Le cosmos a sa propre façon de murmurer les secrets de son enfance, et cette semaine, les astronomes ont réussi à capter l'un des signaux les plus précis et les plus lointains jamais capturés. À environ 8 milliards d’années-lumière, à la limite de ce que nous pouvons observer, un mégamaser d’hydroxyle a été enregistré. Traduit dans le langage ordinaire : un faisceau d'énergie naturelle si intense qu'il agit comme un laser cosmique, illuminant une scène de l'univers où tout était bien plus chaotique, violent et, surtout, jeune.
Pour l'équipe de chercheurs dirigée par Thato Manamela et Roger Deane, de l'Université de Pretoria, la découverte n'est pas une coïncidence. Ils ont utilisé le radiotélescope MeerKAT en Afrique du Sud, une machine capable de filtrer le bruit de fond de l'espace avec une précision chirurgicale. «C'était comme essayer d'entendre un murmure au milieu d'une tempête», disent ceux qui ont travaillé sur le traitement du Big Data à l'institut IDIA.
Le crash qui a allumé la lumière
Qu'avons-nous vu exactement ? Imaginez deux galaxies géantes entrant en collision. Ce processus de fusion n’est ni silencieux ni ordonné ; Il s’agit d’un cataclysme gravitationnel où le gaz est comprimé, les nuages moléculaires s’effondrent et les étoiles naissent à un rythme effréné. Au milieu de ce chaos, le mégamaser hydroxyle émerge. Il s’agit essentiellement d’une balise micro-onde qui nous indique qu’il y a 8 milliards d’années, cette partie du cosmos était en pleine eau bouillante.
Le signal est arrivé sur Terre avec un « redshift » significatif, une signature qui confirme qu’il a traversé l’expansion du tissu même de l’univers. Ce qui rend ce cas spécial n’est pas seulement la distance, mais aussi l’amplificateur naturel qu’ils avaient en leur faveur : une lentille gravitationnelle. Une galaxie massive, située entre nous et l'objet lointain, agissait comme une loupe géante, déviant et concentrant la lumière vers nos télescopes. Sans cette « aide » cosmique, nous aurions eu besoin de centaines d’heures d’observation ; ici, cinq suffisaient.

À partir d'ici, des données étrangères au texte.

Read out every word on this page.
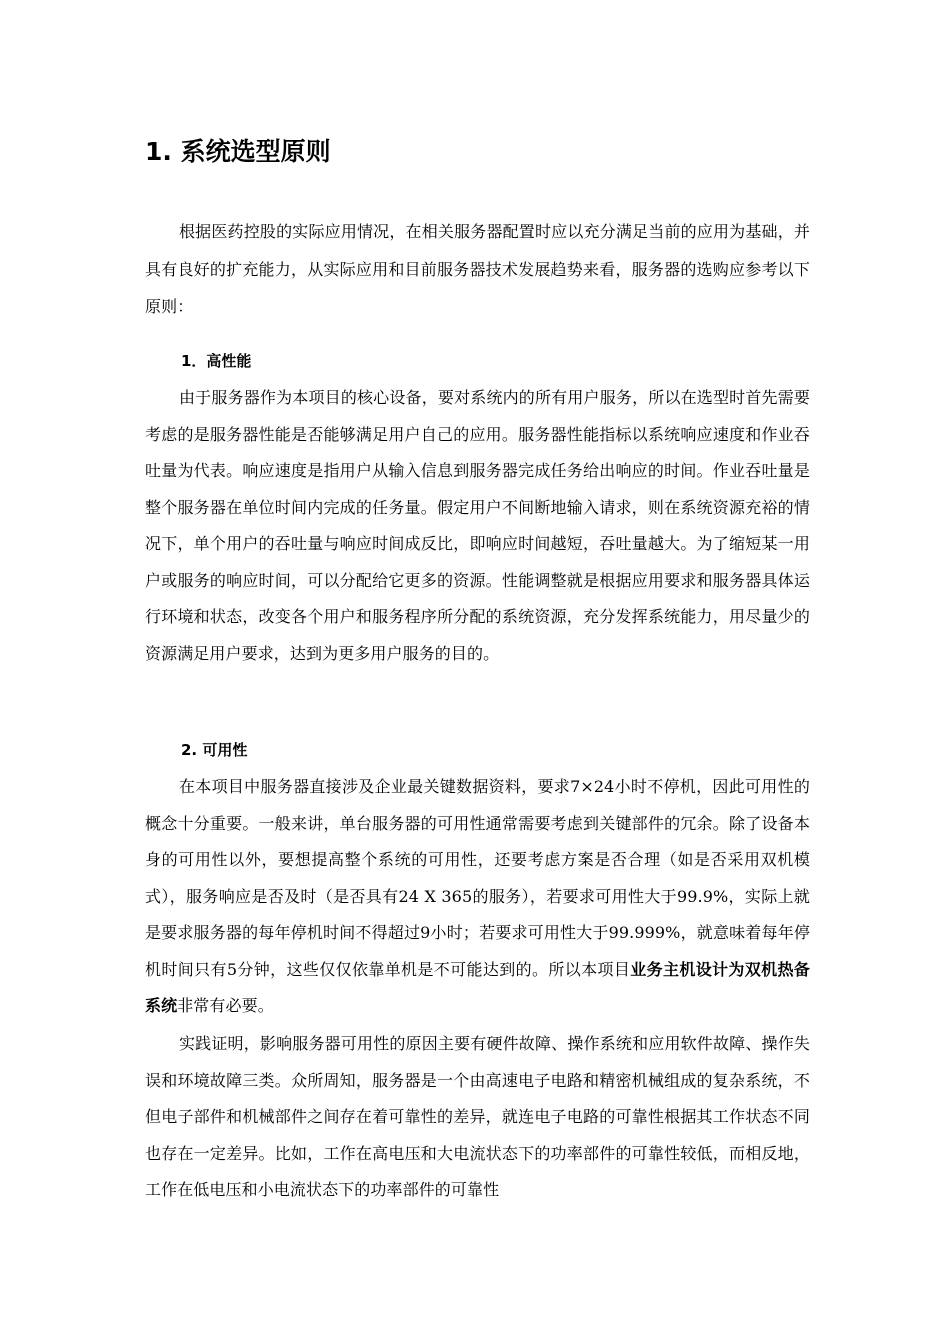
1. 系统选型原则

根据医药控股的实际应用情况，在相关服务器配置时应以充分满足当前的应用为基础，并具有良好的扩充能力，从实际应用和目前服务器技术发展趋势来看，服务器的选购应参考以下原则：

1．高性能

由于服务器作为本项目的核心设备，要对系统内的所有用户服务，所以在选型时首先需要考虑的是服务器性能是否能够满足用户自己的应用。服务器性能指标以系统响应速度和作业吞吐量为代表。响应速度是指用户从输入信息到服务器完成任务给出响应的时间。作业吞吐量是整个服务器在单位时间内完成的任务量。假定用户不间断地输入请求，则在系统资源充裕的情况下，单个用户的吞吐量与响应时间成反比，即响应时间越短，吞吐量越大。为了缩短某一用户或服务的响应时间，可以分配给它更多的资源。性能调整就是根据应用要求和服务器具体运行环境和状态，改变各个用户和服务程序所分配的系统资源，充分发挥系统能力，用尽量少的资源满足用户要求，达到为更多用户服务的目的。

2. 可用性

在本项目中服务器直接涉及企业最关键数据资料，要求7×24小时不停机，因此可用性的概念十分重要。一般来讲，单台服务器的可用性通常需要考虑到关键部件的冗余。除了设备本身的可用性以外，要想提高整个系统的可用性，还要考虑方案是否合理（如是否采用双机模式），服务响应是否及时（是否具有24 X 365的服务），若要求可用性大于99.9%，实际上就是要求服务器的每年停机时间不得超过9小时；若要求可用性大于99.999%，就意味着每年停机时间只有5分钟，这些仅仅依靠单机是不可能达到的。所以本项目业务主机设计为双机热备系统非常有必要。

实践证明，影响服务器可用性的原因主要有硬件故障、操作系统和应用软件故障、操作失误和环境故障三类。众所周知，服务器是一个由高速电子电路和精密机械组成的复杂系统，不但电子部件和机械部件之间存在着可靠性的差异，就连电子电路的可靠性根据其工作状态不同也存在一定差异。比如，工作在高电压和大电流状态下的功率部件的可靠性较低，而相反地，工作在低电压和小电流状态下的功率部件的可靠性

« Boire avec une lance à incendie »
Traiter les informations provenant d’un radiotélescope de cette ampleur est un défi technique qui frise l’absurde. Les chercheurs décrivent le flux de données comme « boire à la lance à incendie » : des gigaoctets de bruit radio qui doivent être nettoyés, calibrés et analysés par des superordinateurs pour extraire, du chaos, une signature chimique cohérente.
Ces données ont révélé non seulement de l’hydroxyle, mais également de l’hydrogène neutre, nous donnant une carte détaillée du gaz froid qui alimente cette galaxie lointaine. Il s’agit, à bien des égards, de voir la structure de base de la création stellaire à une époque où l’univers n’était pas encore dans la forme mature que nous voyons aujourd’hui dans notre propre Voie Lactée.
Pourquoi nous soucions-nous de ce signe ?
Au-delà de la fascination du lointain, cette découverte est un outil. Les mégamasers fonctionnent comme des marqueurs, des panneaux de signalisation sur l'autoroute cosmique qui nous indiquent où les galaxies fusionnent activement. Comprendre ces processus est essentiel pour comprendre comment les trous noirs supermassifs se sont développés et comment les galaxies en sont venues à accumuler la masse qu’elles présentent aujourd’hui.
Nous ne sommes qu’aux premiers stades de cette nouvelle ère astronomique. Avec le futur déploiement du Square Kilometer Array (SKA), la capacité d’identifier ces objets va croître de façon exponentielle. Bientôt, au lieu d’une découverte isolée, nous disposerons d’un catalogue complet de ces phares cosmiques. La « lance à incendie » des données commence tout juste à s’ouvrir, et ce que nous voyons de l’autre côté est une histoire de l’univers que nous commençons seulement à comprendre.